Radiologial or Thermal whatever the source, isn't the equation:
2H2O -> 2H2 + O2

I remember PV = NRT where N is in moles. If you are releasing two molecules of Hydrogen gas for each molecule of oxygen, then the partial pressure of hydrogen increases at twice the rate of Oxygen in a constant volume with both gasses at the same temperature.
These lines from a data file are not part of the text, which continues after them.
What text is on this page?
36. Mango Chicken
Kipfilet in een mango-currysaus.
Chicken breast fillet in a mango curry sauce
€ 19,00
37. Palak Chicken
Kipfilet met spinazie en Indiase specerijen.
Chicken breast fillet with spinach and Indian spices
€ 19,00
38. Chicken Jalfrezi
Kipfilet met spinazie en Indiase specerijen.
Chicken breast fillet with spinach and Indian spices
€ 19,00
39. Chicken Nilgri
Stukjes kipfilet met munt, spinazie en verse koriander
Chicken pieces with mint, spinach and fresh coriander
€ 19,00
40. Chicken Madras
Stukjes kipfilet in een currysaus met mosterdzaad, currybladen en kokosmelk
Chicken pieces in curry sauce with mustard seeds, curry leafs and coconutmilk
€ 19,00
The N2 gas and steam would have a constant partial pressure at a given temperature. So as the total pressure rises due to steam Nitrogen, Hydrogen and Oxygen, the partial pressure of Hydrogen would increase from zero before the fuel damage to some new value. and the partial pressure of oxygen would increase from a low inerted pressure to its new value, but at half the rate of the hydrogen. Volumetrically the same relationship is present. Does the containment ever reach an explosive or ignition concentration if the % of oxygen is insufficient for ignition and continues to decrease? What am I missing?

If it does reach an explosive point without air inleakage, it begs the question of why NRC requires BWR MK1 containments to be inerted. Are we sure the Japanese inert their plants? There are tanks on the Fukushima site that look like our liqiud nitrogen storage tanks at US BWRs.